Take a look at this robotic hand using electrolocation (also called electroreception) to figure out the position of the object to be grasped. It's what an electric eel would design - if an electric eel could grasp the concept of fingers and thumbs.
(Video of robotic hand electrolocation)
The thing that I find most amazing about this robotic hand is that it succeeds so well using a means of perception that is alien to human beings.
The robotic hand described above has what you might call an active electrolocation sense. The tips of its fingers emit weak electrical impulses that objects interfere with; this provides the hand with enough information to grasp the object. Certain fish have a natural version of this; the fish generates a weak electric field and then uses electroreceptor organs to detect distortions in the field. Aquatic creatures do it better because water is a better conductor than the medium we live in (air).
Most robots struggle with machine vision, the same sense that we humans use effortlessly to find objects and grasp them. This robotic hand uses a different sense - and succeeds amazingly well.
The Intel researchers who created the electrolocation robotic hand call this ability "PreTouch."

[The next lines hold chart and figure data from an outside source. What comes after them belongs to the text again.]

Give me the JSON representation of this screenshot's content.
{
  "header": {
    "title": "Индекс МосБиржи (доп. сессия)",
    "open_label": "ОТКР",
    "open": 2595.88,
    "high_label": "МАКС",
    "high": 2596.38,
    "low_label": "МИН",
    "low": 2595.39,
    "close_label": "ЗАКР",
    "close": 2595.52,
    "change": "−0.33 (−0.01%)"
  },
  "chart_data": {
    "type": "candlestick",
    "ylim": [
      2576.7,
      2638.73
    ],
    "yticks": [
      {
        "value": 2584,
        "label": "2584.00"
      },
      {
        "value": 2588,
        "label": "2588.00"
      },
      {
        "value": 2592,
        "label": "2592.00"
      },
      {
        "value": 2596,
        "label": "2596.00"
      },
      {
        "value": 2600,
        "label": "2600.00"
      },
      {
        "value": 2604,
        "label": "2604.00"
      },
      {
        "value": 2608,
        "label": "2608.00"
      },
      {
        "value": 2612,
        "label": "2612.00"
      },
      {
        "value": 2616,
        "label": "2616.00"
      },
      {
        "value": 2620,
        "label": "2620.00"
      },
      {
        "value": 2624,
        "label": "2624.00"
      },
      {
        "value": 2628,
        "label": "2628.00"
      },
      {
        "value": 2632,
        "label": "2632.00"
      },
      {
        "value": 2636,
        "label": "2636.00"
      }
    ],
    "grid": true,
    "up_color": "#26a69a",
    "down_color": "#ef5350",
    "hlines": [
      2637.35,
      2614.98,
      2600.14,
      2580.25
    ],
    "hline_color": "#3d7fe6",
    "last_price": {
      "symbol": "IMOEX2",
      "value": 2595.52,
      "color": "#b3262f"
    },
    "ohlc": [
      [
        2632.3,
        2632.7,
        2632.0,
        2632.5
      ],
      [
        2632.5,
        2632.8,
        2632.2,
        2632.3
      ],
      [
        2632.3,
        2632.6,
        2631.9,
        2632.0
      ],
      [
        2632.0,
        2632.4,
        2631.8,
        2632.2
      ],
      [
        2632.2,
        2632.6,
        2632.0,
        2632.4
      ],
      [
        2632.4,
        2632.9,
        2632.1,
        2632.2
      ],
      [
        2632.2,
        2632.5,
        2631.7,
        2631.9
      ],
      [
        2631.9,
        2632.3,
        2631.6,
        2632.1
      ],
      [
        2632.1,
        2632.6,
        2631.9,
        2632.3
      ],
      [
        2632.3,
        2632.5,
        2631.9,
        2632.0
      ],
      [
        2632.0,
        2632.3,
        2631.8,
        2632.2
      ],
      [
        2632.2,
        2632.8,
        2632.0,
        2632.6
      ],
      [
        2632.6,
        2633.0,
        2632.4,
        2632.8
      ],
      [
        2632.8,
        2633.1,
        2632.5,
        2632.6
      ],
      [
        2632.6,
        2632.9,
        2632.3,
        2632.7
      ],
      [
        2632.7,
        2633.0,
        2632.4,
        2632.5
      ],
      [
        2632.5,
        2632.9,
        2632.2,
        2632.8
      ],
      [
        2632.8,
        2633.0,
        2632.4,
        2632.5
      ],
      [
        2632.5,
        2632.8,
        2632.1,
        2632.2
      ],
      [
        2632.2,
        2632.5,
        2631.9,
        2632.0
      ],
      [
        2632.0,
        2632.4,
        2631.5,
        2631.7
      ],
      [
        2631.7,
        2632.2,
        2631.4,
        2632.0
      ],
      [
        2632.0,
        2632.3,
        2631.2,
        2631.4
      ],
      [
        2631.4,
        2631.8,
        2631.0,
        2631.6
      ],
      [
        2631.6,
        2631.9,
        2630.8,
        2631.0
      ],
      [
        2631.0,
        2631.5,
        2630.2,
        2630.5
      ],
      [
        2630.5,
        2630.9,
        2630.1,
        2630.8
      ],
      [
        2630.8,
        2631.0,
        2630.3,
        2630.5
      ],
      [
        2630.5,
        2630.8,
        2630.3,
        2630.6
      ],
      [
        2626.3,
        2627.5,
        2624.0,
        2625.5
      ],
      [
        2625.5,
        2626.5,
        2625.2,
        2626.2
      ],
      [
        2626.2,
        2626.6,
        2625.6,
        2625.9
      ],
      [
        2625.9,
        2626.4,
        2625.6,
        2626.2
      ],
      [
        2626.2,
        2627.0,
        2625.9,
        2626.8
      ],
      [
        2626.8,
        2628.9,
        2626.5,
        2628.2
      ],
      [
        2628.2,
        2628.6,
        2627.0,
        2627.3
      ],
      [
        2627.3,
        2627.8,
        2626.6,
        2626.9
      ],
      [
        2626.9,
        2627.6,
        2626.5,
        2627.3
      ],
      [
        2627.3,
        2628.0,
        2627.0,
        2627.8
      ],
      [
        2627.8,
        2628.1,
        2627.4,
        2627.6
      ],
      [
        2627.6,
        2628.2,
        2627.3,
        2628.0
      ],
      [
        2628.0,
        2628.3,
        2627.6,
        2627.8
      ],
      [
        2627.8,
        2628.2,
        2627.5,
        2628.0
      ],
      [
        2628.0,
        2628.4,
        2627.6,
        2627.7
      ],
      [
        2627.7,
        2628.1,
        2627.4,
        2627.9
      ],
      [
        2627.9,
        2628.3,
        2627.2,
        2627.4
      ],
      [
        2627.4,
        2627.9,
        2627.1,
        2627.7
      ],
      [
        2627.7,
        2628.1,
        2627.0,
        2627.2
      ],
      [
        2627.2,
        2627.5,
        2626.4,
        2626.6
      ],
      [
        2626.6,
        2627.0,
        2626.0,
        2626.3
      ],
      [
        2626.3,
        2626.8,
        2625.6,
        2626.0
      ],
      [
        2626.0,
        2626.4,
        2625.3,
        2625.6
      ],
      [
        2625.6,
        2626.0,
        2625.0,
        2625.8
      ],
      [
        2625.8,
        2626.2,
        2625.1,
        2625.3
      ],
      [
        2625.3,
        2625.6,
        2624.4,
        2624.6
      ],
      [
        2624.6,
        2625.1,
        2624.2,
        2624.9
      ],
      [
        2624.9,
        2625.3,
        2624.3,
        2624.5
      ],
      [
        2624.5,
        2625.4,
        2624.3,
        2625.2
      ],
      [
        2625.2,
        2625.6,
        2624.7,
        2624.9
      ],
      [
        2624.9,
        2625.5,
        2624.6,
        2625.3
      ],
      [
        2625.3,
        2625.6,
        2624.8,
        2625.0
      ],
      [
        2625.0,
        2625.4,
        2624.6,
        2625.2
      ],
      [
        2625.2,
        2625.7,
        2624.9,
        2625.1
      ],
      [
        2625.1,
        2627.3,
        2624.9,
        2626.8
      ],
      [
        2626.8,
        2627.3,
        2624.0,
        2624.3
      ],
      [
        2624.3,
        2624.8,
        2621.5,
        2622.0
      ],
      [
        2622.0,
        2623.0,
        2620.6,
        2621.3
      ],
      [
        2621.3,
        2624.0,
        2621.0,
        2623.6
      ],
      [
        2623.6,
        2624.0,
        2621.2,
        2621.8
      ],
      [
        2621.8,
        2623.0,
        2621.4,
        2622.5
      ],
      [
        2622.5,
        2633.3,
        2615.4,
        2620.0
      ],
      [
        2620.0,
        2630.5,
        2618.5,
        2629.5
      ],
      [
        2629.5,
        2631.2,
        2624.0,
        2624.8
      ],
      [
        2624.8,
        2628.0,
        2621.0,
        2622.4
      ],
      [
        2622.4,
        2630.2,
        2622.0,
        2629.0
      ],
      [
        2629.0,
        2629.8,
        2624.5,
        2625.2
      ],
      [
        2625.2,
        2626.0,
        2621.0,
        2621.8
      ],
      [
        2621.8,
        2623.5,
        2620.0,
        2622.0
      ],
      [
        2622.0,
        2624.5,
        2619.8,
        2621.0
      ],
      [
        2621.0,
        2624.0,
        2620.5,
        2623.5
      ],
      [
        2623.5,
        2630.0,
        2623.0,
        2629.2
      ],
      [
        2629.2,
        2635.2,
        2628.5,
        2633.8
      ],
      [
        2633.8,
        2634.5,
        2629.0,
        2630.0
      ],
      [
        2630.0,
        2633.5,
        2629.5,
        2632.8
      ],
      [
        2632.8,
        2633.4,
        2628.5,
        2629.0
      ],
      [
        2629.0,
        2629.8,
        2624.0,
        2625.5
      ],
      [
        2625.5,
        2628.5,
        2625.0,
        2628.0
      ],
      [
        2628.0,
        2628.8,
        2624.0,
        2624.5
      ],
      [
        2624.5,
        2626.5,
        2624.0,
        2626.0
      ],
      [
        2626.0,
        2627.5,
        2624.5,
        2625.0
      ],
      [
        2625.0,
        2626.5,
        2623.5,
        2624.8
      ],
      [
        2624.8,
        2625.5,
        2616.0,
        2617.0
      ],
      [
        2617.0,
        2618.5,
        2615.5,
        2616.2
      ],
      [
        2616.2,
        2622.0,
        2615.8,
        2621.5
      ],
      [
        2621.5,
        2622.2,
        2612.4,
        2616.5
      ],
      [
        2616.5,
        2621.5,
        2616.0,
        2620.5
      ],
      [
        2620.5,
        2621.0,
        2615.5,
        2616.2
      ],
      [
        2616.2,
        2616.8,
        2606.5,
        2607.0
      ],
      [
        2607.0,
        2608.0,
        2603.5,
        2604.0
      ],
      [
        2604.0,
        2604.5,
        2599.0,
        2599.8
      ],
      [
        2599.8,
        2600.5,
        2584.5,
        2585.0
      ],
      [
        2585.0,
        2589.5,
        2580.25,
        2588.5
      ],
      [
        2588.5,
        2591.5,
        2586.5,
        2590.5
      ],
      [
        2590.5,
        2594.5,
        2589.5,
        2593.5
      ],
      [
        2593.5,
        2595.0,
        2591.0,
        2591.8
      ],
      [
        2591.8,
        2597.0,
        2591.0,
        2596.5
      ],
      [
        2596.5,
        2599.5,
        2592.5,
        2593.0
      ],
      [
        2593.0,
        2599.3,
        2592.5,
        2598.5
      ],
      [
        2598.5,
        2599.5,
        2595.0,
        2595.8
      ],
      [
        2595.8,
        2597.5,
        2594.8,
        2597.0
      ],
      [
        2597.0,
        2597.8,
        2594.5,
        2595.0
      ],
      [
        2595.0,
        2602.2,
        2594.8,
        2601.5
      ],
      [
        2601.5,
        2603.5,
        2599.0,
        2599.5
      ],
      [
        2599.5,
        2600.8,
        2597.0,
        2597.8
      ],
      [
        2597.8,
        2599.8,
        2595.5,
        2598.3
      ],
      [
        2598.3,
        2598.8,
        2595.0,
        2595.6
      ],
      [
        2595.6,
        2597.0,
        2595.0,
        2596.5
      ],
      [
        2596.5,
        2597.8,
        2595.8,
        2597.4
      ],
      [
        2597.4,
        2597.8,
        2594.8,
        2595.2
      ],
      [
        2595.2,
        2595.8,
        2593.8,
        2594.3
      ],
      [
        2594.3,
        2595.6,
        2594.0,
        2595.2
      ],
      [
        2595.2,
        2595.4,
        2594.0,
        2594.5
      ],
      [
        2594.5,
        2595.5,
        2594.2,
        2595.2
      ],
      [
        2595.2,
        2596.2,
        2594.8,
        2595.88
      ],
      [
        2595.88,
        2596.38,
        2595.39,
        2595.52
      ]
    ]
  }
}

I don't have a direct sfnal precursor for this idea, but consider the early reference to a robotic hand that uses touch feedback in Robert Heinlein's 1956 story The Door Into Summer.
Hands I could order from the atomics-engineering equipment companies who supplied Hired Girl's hands, only this time I would want the best, with wide-range servos and with the delicate feedback required for microanalysis manipulations and for weighing radioactive isotopes...
The ears I could buy from any of a dozen radio-TV houses - though I might have to do some circuit designing to have his hands controlled simultaneously by sight, sound, and touch feedback the way the human hand is controlled.
(Read more about Heinlein's robotic hands)
I also note in passing that "pretouch" goes well with the phildickian ideas of precrime and prethink.